Over the past year, student organizing has become an important part of the Law and Political Economy Project. This week we’re highlighting the work of several LPE student chapters. We hope that by amplifying their work—the impetus behind the student network, the successes and challenges of different chapters, and the community that students are building around LPE—we can reach more students at more law schools. So professors, if you’re reading this, let your students know that there’s a student network eager to include them, and law students, we’re excited to meet you! 

If you’re interested in starting a chapter or doing LPE work at your law school, you can start by 

  1. signing up for our list serve to get connected to the network and get help launching your chapter,
  2. checking out our syllabi,
  3. reading our 1LPE series on LPE approaches to 1L courses

We’re starting the series with the Yale Law School chapter: 

Isabel Echarte — 

Screen Shot 2019-10-28 at 2.34.10 PMThe LPE student group at Yale Law School sprung from the same root as the broader LPE Project. In 2016, a group of students asked Amy Kapczynski to teach a seminar that would allow them to better understand the social, political, and legal structures that have led our society to the various crises it faces and that facilitated President Trump’s election. To build this first seminar, students pulled in scholarship from existing traditions like ClassCrits, Critical Race Theory, and APPEAL to locate the law’s role in our current political economic structure, as well as to understand how the law might be used to facilitate the work of movements seeking to build a better one.

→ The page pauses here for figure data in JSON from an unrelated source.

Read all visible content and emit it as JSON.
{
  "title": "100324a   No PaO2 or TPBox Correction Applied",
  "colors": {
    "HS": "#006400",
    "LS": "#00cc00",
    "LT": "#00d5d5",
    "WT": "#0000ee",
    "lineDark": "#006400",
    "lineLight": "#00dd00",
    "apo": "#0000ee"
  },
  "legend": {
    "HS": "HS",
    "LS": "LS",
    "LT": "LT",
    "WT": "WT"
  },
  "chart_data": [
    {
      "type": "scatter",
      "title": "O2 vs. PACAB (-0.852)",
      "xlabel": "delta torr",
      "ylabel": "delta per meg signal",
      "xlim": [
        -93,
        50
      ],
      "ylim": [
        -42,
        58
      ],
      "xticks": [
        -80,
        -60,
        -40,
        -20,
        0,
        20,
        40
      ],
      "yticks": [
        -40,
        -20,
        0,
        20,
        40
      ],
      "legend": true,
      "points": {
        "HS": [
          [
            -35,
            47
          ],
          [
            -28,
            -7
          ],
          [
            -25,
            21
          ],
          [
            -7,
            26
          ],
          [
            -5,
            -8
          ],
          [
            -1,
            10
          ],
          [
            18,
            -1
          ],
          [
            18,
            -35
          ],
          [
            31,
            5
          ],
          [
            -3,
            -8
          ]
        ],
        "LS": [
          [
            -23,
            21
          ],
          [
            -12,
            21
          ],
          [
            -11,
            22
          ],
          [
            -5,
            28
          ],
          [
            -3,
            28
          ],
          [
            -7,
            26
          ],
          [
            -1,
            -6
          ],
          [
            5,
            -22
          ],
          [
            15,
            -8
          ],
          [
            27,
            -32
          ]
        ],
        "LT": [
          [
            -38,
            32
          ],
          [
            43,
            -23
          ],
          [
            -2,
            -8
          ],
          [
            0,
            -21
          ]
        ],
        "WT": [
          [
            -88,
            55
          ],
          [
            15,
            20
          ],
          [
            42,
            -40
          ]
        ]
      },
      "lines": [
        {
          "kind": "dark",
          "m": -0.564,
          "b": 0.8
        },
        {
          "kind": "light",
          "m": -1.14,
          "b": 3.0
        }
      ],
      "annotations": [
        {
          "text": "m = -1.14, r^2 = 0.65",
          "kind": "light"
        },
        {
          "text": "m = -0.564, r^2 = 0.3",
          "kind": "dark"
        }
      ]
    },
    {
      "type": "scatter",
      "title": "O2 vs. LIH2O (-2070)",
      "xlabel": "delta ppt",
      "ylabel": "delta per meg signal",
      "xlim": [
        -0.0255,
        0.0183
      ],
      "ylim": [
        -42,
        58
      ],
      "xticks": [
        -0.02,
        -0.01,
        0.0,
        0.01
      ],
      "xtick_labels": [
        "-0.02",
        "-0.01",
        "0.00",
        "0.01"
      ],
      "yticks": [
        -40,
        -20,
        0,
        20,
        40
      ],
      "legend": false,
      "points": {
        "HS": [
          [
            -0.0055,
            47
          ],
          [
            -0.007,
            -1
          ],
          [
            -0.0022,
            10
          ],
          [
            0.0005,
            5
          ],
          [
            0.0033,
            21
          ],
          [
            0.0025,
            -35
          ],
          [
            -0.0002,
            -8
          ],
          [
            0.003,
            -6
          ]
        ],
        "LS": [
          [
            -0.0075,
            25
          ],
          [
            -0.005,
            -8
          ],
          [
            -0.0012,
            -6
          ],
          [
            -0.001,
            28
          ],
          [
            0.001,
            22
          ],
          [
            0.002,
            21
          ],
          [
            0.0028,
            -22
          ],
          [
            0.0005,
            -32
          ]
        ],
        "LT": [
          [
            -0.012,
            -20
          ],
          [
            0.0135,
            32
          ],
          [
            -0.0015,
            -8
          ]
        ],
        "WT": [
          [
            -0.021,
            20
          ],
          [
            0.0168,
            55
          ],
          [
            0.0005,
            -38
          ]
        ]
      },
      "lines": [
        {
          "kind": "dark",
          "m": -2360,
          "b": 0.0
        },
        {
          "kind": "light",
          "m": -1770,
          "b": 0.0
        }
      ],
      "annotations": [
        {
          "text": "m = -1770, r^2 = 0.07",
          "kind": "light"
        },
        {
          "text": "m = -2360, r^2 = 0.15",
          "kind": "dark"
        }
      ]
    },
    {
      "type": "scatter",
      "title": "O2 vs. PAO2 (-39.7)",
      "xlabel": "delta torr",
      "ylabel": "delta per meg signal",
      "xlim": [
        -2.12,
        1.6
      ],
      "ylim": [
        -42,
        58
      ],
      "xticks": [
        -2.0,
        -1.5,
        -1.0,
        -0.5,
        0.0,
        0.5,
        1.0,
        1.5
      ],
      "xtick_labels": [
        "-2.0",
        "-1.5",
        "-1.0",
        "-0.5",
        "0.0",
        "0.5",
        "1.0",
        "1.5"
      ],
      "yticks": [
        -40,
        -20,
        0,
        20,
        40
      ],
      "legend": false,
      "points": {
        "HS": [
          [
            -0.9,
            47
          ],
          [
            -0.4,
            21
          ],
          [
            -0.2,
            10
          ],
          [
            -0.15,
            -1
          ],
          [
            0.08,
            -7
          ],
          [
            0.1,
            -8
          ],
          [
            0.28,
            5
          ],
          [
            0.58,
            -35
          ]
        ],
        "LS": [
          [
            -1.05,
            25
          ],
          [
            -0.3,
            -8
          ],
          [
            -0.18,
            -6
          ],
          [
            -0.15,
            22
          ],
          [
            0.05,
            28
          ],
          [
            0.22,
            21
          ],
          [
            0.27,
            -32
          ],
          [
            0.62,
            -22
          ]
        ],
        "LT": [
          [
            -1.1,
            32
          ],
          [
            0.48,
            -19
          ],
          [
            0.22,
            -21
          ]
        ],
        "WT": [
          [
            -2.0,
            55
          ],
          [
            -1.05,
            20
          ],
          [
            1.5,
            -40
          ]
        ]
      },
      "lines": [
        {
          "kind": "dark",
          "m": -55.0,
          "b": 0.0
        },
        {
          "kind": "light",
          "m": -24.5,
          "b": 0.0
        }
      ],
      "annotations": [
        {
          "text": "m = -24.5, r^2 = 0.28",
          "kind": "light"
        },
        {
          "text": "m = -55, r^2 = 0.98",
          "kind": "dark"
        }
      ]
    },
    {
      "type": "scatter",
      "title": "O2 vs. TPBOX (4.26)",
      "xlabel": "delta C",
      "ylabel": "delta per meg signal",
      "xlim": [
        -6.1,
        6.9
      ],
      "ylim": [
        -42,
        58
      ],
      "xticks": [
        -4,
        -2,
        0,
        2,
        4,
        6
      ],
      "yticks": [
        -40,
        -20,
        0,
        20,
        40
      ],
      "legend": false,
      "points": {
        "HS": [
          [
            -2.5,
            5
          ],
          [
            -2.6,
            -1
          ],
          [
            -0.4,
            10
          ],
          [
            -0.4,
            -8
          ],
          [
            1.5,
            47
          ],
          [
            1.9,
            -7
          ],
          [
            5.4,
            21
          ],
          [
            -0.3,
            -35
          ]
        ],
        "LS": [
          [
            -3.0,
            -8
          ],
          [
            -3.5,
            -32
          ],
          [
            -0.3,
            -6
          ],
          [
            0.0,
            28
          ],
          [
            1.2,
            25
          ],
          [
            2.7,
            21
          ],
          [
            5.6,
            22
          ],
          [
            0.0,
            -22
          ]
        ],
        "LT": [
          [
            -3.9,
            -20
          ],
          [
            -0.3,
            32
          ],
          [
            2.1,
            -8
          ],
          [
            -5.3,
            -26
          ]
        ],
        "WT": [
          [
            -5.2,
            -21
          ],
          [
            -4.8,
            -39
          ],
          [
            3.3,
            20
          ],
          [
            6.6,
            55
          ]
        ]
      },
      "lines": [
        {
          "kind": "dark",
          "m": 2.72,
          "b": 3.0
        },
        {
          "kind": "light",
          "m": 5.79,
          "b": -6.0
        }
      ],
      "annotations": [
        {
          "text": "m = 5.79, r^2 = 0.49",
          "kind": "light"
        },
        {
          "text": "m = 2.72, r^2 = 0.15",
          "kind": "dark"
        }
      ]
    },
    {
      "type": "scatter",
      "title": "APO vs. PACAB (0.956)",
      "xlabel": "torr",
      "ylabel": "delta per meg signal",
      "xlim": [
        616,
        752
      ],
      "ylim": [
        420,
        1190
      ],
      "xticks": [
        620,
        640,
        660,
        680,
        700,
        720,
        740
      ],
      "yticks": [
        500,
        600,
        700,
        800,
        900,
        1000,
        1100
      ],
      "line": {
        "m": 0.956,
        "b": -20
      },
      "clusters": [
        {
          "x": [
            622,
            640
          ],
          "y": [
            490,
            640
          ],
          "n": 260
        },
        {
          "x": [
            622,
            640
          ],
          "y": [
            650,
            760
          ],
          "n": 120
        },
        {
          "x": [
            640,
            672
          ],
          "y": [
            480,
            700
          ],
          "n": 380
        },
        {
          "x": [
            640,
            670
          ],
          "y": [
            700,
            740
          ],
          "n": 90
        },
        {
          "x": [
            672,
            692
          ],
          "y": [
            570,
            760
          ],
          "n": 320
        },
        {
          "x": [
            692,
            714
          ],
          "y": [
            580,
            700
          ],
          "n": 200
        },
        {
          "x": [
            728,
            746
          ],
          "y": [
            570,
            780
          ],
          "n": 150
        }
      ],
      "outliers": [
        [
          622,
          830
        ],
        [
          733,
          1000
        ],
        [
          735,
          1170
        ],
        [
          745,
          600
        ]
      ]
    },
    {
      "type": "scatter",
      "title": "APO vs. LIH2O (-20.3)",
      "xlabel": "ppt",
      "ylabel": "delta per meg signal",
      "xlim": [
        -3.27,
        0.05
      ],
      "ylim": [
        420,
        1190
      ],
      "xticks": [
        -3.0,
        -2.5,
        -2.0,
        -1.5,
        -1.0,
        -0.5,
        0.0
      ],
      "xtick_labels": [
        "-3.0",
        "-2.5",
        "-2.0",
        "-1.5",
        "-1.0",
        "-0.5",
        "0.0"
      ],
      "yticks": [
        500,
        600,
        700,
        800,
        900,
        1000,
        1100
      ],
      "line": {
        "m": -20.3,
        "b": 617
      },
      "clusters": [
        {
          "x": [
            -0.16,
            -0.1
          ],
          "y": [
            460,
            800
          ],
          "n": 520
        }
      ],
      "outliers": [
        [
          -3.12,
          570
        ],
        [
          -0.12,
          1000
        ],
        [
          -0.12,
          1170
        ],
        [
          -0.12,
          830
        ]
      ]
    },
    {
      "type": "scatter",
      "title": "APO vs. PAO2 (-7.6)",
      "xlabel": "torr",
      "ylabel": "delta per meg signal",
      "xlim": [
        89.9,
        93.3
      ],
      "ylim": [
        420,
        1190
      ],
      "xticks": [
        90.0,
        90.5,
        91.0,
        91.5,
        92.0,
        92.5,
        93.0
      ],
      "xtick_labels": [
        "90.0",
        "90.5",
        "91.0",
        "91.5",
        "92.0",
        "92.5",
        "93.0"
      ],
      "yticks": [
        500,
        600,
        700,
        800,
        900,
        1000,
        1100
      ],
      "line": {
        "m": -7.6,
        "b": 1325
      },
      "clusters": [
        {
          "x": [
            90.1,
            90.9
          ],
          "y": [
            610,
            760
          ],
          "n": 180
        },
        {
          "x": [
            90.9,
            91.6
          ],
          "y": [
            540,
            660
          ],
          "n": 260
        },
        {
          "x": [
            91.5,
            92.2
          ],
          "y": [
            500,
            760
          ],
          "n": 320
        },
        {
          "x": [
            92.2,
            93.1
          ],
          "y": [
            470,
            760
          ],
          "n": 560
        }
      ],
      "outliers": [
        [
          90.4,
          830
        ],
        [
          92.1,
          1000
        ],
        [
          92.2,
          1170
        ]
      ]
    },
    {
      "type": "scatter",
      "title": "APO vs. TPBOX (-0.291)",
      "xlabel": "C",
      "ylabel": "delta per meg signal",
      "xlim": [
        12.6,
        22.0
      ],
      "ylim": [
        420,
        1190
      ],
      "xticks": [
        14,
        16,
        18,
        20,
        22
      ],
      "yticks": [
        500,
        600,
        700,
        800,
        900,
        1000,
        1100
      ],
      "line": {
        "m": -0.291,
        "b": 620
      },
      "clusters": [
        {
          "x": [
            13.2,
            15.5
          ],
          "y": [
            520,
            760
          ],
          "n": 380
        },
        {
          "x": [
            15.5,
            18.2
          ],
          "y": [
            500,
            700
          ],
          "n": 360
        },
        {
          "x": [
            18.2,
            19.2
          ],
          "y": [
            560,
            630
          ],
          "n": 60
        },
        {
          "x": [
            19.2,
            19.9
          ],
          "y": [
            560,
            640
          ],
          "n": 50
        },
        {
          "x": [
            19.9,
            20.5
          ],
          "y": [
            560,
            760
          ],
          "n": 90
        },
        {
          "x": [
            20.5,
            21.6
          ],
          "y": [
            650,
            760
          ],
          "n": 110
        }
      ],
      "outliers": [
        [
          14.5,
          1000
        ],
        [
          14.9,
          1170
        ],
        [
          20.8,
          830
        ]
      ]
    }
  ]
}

This seminar gave rise to LPE Blog. The students wanted to continue the conversations they’d had in class and to bridge methodological and geographic divides by providing a space for legal scholars to engage each other on the central LPE questions. As the blog became more and more successful at facilitating academic conversations, and as demand for the LPE seminar grew to nearly 100 students (a sizeable share of the law school), students recognized the need for space outside of the blog and seminar. In particular, we were interested in expanding beyond academia to make LPE approaches relevant and accessible to students who want to practice law and to build networks with alumni and practitioners as well as students at other campuses. We are also interested in curriculum reform—in particular, unseating the dominance of Law and Economics in legal pedagogy and to provide a more robust and critical account of the role of racialized subordination and the patriarchy.